Mon cher ami, à qui le dites-vous? Il y a un mois que je suis ici[348], et il y a aujourd’hui 31 jours que je voulais vous écrire. Si vous n’avez pas de ma prose, c’est que je voulais faire quelque chose de mieux. J’étais invité par un de mes amis[349], en pleine Crau, non loin de la station de Raphèle; une fois là, je me disais, comme le Crevel[350] de Balzac, que je n’en ferais ni une ni deusse, et que j’irais vous faire une petite visite, soit rue de Montgrand, soit à La Malle.
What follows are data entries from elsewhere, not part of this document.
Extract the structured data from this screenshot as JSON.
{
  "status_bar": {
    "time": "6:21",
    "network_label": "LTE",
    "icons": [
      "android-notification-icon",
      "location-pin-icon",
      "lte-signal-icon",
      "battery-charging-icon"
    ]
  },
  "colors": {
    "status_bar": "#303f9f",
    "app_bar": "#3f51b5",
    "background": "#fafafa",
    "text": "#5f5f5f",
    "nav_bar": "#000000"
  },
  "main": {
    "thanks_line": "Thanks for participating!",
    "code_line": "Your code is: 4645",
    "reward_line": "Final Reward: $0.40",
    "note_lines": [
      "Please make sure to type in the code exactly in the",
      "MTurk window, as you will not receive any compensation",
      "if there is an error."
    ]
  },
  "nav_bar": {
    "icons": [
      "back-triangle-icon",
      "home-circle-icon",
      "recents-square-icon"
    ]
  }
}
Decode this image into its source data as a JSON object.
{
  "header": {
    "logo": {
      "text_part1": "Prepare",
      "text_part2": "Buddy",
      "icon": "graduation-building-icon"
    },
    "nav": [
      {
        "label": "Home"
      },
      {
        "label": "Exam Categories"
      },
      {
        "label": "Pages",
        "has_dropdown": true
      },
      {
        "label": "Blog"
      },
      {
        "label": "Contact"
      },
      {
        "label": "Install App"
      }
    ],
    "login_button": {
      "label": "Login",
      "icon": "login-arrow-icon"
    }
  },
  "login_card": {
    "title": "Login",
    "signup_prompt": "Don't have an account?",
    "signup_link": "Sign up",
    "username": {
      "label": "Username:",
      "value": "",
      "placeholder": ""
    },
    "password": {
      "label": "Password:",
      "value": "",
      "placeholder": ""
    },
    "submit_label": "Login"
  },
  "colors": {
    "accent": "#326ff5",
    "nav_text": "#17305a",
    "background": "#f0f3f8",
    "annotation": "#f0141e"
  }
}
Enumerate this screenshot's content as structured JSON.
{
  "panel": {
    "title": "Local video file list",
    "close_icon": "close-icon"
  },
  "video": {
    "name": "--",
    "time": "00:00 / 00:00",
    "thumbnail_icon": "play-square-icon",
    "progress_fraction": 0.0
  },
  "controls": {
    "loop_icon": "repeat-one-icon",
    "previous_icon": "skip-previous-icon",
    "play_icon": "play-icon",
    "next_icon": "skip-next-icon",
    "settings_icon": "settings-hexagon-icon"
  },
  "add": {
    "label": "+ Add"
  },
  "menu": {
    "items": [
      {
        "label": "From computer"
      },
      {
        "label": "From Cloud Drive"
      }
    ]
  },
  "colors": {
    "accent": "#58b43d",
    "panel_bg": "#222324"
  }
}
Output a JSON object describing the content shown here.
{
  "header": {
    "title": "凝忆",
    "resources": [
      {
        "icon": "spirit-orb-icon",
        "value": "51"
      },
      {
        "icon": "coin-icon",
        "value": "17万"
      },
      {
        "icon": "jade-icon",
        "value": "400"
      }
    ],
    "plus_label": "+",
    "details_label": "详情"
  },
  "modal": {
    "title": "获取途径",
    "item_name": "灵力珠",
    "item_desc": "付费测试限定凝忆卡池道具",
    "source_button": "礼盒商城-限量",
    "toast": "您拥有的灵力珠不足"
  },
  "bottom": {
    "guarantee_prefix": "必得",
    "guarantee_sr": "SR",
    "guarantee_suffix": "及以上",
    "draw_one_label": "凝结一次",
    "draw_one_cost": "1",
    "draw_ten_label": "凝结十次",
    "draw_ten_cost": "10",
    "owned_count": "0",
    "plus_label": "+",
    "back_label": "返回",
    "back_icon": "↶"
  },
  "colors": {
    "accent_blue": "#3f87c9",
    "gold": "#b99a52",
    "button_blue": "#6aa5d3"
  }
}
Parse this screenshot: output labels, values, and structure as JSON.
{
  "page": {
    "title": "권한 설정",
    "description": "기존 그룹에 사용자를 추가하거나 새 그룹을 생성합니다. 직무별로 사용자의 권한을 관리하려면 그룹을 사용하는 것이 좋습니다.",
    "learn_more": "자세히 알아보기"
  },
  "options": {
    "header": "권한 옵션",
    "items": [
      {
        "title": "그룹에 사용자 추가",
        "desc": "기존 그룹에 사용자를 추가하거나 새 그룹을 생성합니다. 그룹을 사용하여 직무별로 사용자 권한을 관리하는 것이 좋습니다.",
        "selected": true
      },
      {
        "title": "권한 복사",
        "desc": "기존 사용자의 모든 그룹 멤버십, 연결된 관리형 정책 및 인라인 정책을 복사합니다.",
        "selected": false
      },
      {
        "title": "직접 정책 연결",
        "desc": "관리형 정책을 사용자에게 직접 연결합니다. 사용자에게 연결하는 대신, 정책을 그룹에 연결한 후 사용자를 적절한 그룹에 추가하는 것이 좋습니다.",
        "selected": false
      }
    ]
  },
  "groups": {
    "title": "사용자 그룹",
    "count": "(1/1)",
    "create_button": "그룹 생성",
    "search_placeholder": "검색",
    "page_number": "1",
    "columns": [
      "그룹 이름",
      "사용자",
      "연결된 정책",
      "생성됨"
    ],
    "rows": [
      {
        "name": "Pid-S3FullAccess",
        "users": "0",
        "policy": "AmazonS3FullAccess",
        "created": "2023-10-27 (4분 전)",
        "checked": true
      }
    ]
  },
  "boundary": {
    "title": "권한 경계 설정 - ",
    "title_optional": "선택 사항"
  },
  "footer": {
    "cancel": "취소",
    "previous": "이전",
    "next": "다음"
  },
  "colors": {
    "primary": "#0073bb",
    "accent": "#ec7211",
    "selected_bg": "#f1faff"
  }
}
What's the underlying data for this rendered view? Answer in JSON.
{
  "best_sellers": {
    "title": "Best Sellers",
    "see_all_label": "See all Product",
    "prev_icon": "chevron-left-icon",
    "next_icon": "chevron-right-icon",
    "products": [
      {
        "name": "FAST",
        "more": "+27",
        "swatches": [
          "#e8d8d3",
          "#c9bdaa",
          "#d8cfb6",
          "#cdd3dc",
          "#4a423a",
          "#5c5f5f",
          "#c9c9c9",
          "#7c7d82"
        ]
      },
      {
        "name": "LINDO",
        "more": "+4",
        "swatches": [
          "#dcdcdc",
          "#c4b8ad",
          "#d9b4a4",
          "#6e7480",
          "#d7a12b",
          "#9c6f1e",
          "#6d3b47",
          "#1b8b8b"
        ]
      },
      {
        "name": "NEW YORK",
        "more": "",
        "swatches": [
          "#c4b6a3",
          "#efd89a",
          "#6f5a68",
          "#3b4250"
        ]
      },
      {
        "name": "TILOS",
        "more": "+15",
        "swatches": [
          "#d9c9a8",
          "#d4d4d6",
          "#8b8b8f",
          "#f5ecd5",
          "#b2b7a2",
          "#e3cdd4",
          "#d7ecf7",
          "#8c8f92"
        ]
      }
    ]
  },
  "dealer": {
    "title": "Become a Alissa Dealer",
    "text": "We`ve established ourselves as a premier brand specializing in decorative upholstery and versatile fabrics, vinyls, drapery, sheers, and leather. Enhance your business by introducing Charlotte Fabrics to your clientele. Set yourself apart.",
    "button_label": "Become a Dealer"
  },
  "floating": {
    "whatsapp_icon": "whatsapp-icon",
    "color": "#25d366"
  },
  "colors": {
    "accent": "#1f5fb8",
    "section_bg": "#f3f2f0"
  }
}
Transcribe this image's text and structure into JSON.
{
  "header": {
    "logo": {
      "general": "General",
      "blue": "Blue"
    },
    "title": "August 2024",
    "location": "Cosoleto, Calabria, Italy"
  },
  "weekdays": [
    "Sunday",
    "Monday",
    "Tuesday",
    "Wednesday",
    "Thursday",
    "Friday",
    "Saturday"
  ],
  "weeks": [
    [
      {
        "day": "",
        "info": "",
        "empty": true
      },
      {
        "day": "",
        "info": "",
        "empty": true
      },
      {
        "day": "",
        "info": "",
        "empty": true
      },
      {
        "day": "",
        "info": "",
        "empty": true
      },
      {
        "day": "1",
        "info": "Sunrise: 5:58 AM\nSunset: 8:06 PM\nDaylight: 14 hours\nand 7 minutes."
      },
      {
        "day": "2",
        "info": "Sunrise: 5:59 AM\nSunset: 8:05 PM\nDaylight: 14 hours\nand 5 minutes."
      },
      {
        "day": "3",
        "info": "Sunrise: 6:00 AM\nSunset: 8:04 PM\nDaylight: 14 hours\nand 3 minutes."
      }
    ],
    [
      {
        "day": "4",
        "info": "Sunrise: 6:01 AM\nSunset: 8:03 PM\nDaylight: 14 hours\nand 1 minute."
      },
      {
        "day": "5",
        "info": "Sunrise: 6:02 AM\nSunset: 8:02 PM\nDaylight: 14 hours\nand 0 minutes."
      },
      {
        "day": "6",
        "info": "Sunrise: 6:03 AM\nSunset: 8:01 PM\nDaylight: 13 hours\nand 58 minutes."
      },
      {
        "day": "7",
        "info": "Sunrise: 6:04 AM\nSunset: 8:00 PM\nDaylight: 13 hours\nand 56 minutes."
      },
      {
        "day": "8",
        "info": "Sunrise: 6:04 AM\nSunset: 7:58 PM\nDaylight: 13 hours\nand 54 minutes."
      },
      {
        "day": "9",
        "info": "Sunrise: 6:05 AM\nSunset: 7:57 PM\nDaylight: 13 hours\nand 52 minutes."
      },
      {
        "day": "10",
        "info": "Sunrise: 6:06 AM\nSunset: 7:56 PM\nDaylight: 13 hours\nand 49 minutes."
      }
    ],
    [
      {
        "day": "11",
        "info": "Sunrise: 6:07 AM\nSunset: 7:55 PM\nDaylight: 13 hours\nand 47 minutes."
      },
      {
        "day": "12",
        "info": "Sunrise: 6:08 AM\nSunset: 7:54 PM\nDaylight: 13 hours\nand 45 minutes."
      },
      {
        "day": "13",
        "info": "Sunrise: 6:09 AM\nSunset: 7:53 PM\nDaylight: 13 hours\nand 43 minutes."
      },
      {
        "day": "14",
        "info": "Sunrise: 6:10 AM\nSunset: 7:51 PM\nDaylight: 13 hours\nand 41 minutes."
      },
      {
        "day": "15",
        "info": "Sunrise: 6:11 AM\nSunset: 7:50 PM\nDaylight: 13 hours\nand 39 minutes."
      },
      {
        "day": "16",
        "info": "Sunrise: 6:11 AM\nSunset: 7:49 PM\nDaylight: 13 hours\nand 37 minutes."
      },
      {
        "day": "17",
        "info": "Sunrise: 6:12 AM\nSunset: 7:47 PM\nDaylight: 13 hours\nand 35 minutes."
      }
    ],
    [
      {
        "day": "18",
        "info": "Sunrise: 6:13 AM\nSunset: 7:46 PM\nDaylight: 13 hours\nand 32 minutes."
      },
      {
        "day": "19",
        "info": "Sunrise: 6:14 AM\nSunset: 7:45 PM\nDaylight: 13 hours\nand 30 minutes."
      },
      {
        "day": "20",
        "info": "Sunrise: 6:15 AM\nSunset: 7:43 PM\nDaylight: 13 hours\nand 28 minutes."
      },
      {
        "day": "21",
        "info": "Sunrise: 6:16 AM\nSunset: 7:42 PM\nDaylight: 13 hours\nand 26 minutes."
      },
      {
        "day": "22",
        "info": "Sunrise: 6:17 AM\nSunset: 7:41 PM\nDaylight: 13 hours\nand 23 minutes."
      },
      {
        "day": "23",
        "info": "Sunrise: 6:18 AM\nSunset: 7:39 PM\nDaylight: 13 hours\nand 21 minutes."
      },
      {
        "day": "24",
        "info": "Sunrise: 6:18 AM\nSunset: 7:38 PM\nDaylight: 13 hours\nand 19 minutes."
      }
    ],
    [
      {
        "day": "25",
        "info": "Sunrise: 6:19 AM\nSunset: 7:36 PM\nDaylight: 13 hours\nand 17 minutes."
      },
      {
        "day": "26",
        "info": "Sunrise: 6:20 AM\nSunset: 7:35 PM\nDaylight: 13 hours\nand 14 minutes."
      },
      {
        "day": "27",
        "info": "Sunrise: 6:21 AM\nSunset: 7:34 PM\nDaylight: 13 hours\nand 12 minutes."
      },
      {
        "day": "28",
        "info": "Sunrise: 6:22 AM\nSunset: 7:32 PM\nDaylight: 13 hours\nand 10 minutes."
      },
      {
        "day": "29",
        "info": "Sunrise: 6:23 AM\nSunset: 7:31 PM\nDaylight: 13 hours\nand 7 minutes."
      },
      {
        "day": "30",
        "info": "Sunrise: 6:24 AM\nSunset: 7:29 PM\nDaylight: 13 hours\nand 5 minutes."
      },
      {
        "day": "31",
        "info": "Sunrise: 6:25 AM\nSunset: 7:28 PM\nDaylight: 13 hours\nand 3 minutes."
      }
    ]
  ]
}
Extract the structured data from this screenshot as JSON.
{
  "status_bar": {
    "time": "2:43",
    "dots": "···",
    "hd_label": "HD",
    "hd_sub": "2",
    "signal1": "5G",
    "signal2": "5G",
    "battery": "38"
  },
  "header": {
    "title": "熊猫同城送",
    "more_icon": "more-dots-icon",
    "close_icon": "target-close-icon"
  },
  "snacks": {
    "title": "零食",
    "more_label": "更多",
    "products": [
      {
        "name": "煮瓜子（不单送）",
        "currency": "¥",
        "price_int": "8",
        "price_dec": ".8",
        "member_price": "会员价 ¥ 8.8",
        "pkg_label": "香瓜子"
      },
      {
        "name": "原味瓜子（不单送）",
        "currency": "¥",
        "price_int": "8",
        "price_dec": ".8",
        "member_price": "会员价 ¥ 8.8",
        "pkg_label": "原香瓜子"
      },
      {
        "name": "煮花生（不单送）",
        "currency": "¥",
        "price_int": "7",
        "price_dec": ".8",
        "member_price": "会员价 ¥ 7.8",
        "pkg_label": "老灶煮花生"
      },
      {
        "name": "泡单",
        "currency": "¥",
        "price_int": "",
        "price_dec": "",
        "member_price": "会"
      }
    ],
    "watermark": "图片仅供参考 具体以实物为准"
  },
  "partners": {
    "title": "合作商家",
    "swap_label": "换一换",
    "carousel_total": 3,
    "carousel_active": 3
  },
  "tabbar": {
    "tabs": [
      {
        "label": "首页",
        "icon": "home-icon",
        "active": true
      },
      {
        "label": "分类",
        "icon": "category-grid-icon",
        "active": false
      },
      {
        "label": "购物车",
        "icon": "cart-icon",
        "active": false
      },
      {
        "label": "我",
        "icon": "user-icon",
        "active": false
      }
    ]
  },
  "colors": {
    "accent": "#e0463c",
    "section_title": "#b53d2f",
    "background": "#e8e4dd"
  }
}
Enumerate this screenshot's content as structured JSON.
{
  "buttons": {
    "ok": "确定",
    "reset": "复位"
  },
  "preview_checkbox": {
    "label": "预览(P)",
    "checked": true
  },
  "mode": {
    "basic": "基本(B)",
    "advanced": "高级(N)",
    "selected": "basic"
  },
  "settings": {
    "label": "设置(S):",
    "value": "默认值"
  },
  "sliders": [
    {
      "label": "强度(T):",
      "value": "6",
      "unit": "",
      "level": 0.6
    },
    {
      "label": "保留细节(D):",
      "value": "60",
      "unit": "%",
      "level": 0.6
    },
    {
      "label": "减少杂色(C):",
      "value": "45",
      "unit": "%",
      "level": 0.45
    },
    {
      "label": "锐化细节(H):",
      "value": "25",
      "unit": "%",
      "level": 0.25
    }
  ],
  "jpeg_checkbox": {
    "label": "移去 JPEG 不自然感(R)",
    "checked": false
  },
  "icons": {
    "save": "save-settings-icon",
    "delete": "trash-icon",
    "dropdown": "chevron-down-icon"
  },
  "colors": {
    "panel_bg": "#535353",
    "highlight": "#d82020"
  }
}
Vous ne devineriez jamais, mon cher ami, ce qui m’en a empêché; c’est le manque de linge, de chaussures, de bas et de pantoufles. Par suite d’épisodes aussi peu intéressants que peu prévus, ma malle était accrochée à la petite gare de Salaise, qui correspond avec Serrières. D’autre part, mon ami m’attendait à Arles, avec sa voiture, à jour et à heure fixes. Je suis donc parti avec le strict nécessaire pour trois jours de chasse; mais j’avais compté sans les instances d’un autre habitant de la Crau, un frère de M. Léo de Laborde. Or, sa Crau à lui est à celle des environs de Raphèle ce que les marais pontins sont à la rue de Rivoli. Vous figurez-vous votre longissime ami pataugeant dans des flaques d’eau, poursuivant des bécassines, ne rencontrant que des taureaux d’allure fort inquiétante, surpris par la pluie et n’ayant pas de quoi changer de chaussettes et de souliers? Je suis revenu dans un piteux état, et je dois remercier le ciel de n’avoir pas attrapé une maladie.

Maintenant, je suis à votre disposition, où vous voudrez, quand vous voudrez, tant que vous voudrez...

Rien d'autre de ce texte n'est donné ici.